Ronald Matthew Meadows (born 7 February 1964) is a British Formula One mechanic and team manager. He is currently the sporting director at the Mercedes AMG Petronas Motorsport Formula One team.

==Career==
Meadows started his career in motorsport as a mechanic in his early teens and worked his way through the ranks to running his own Formula 3000 squad. After several years as a team boss, Meadows moved to the US to work for Walker Racing in the Indy Car series. Meadows later joined Adrian Reynard's fledging British American Racing team as their factory manager.

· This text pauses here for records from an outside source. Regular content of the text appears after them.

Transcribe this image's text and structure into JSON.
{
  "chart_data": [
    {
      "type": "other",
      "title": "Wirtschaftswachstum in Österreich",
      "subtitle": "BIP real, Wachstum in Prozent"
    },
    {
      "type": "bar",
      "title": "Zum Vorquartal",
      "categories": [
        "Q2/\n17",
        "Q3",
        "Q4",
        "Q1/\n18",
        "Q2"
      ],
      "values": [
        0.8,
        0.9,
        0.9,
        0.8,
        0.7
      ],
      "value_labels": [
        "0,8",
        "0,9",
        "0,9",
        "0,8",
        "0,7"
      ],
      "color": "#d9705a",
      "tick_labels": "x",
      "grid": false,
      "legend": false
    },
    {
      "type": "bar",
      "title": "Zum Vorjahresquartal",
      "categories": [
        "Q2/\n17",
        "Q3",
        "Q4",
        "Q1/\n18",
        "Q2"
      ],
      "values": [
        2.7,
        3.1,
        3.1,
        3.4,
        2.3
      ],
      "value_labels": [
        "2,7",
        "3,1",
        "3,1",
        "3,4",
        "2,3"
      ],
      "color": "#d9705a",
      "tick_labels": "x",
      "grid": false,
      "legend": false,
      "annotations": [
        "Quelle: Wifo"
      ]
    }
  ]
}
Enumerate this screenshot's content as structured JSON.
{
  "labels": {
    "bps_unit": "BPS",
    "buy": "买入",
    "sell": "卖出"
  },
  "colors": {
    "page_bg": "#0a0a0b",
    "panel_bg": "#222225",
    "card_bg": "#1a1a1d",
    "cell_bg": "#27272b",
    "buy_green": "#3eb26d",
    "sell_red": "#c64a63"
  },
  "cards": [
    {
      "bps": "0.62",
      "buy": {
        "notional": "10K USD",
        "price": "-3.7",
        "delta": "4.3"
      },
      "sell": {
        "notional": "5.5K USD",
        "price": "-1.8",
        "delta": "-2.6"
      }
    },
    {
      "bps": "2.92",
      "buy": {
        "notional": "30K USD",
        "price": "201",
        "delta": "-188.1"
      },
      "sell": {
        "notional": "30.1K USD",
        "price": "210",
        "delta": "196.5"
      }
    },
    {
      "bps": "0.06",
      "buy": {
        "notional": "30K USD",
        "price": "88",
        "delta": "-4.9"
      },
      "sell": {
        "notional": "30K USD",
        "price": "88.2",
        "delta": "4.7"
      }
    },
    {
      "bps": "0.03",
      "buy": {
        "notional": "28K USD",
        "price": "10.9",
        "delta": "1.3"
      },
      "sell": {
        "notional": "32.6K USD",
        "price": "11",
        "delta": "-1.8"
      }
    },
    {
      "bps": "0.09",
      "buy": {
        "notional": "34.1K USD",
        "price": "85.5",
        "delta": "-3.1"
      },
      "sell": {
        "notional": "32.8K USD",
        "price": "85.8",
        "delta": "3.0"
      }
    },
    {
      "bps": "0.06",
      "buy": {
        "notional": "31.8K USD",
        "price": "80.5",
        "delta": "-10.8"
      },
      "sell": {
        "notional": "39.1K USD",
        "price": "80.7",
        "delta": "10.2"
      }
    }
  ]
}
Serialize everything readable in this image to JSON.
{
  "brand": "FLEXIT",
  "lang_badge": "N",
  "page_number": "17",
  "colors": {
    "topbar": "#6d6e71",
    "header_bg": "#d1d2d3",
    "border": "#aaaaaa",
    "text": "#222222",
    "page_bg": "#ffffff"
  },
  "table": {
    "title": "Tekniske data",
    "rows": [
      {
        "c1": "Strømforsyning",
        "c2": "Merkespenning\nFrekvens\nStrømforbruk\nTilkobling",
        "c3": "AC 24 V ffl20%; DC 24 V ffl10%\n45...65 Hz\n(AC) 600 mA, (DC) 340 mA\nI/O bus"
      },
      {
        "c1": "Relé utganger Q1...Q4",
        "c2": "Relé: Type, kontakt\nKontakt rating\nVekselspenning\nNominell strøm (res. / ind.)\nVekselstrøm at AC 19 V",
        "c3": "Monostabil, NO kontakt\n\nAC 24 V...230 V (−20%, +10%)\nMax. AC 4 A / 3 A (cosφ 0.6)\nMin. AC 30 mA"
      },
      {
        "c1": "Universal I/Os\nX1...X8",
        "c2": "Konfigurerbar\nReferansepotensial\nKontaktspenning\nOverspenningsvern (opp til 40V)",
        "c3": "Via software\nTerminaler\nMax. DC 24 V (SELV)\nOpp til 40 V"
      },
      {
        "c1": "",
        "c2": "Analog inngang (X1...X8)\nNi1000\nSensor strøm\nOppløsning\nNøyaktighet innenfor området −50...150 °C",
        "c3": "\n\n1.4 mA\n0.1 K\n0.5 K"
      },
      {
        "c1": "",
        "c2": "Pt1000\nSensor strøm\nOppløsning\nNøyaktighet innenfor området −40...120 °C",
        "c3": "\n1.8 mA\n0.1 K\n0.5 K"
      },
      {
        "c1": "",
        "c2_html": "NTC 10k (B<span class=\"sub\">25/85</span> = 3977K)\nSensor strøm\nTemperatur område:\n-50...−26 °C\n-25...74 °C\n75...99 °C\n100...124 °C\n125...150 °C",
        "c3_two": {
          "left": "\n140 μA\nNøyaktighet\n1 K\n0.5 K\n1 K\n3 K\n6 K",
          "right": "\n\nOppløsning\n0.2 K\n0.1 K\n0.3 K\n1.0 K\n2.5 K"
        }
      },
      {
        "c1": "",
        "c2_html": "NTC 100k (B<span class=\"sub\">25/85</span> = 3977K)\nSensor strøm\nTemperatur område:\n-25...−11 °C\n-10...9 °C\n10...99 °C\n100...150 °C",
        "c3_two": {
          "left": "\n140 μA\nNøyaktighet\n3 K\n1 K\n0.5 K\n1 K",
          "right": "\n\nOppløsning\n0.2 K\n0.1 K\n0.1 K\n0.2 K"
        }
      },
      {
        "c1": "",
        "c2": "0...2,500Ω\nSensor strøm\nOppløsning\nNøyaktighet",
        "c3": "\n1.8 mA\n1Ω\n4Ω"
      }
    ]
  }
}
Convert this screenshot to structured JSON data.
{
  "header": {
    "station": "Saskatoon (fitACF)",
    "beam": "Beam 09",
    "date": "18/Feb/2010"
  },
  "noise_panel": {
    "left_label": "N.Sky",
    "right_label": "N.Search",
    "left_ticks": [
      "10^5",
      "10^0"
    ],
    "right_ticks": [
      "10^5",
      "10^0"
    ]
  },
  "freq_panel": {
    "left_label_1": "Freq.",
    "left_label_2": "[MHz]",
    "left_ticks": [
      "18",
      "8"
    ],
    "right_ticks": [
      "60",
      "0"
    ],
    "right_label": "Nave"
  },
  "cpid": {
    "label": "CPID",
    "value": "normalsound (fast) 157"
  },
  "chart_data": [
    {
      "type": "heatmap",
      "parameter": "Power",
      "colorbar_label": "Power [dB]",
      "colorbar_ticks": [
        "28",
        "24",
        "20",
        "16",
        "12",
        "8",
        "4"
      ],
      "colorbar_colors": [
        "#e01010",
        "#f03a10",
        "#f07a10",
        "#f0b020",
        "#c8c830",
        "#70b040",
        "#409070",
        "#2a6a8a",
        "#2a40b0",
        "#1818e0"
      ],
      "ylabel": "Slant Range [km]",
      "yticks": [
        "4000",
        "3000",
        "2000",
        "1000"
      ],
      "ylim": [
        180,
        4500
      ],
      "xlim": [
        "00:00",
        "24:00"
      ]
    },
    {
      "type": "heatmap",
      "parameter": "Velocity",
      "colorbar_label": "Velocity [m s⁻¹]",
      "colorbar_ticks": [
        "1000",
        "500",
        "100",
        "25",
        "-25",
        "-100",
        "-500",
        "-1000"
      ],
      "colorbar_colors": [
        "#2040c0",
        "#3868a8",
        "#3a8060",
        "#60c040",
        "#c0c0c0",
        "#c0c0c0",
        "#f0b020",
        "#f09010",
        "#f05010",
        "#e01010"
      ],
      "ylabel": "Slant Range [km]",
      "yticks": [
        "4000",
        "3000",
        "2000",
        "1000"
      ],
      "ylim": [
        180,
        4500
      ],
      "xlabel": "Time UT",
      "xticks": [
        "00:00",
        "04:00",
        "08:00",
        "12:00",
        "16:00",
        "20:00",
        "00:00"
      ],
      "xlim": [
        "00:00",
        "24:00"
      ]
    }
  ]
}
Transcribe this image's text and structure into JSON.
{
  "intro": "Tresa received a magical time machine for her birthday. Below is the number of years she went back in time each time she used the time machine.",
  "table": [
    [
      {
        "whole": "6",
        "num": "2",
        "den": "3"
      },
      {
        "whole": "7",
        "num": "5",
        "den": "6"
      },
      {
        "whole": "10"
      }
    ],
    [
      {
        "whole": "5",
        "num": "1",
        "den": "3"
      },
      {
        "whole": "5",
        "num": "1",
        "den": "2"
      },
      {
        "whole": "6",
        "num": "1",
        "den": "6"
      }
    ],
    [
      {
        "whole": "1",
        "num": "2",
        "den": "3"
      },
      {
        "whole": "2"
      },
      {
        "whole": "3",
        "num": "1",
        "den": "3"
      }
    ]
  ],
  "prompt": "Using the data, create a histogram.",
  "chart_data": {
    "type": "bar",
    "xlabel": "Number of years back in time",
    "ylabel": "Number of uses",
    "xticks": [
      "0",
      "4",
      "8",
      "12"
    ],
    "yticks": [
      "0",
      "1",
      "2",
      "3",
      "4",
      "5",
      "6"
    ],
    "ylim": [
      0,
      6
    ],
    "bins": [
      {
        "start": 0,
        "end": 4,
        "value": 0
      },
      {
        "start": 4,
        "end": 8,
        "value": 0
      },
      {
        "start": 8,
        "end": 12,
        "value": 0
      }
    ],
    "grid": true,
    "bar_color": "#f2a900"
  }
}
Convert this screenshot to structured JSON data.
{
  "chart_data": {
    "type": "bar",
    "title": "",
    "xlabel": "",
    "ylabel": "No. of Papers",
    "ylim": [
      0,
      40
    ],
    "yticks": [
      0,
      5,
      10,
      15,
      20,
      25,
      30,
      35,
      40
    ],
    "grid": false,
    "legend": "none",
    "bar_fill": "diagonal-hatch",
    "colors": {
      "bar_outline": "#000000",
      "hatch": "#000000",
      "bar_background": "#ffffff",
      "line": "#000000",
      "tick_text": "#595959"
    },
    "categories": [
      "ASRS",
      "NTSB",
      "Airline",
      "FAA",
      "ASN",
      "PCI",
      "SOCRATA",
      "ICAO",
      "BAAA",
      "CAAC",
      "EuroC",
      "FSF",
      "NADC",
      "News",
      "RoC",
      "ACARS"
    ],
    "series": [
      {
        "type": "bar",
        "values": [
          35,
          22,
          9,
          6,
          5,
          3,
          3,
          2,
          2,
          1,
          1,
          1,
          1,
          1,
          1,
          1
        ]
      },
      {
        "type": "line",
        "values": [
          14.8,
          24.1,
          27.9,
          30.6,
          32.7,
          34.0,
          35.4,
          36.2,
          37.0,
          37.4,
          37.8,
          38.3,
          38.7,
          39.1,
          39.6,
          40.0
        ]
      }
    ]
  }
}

After the Brackley-based team struggled during their maiden season, Meadows was promoted to team manager and remained with them as they became Honda Racing, and then took on the sporting director role in 2008. In 2009, he helped Brawn GP take their one and only World Championship, and remained in the same sporting director position as the champions were bought out by Mercedes winning 8 constructors and 7 drivers titles with the team. In his current role Meadows is responsible for managing garage operations and is the lead figure on the Mercedes pit wall. He also represents the team in discussions with the FIA and the Sporting Working Group and directly communicates with race control during the race weekend.

==Personal life==
Meadows is the father of racing driver Michael Meadows, who notably won the Blancpain GT Series Sprint Cup title in 2018. The pair co-founded a karting and Formula 4 team, Argenti Motorsport, in late 2019.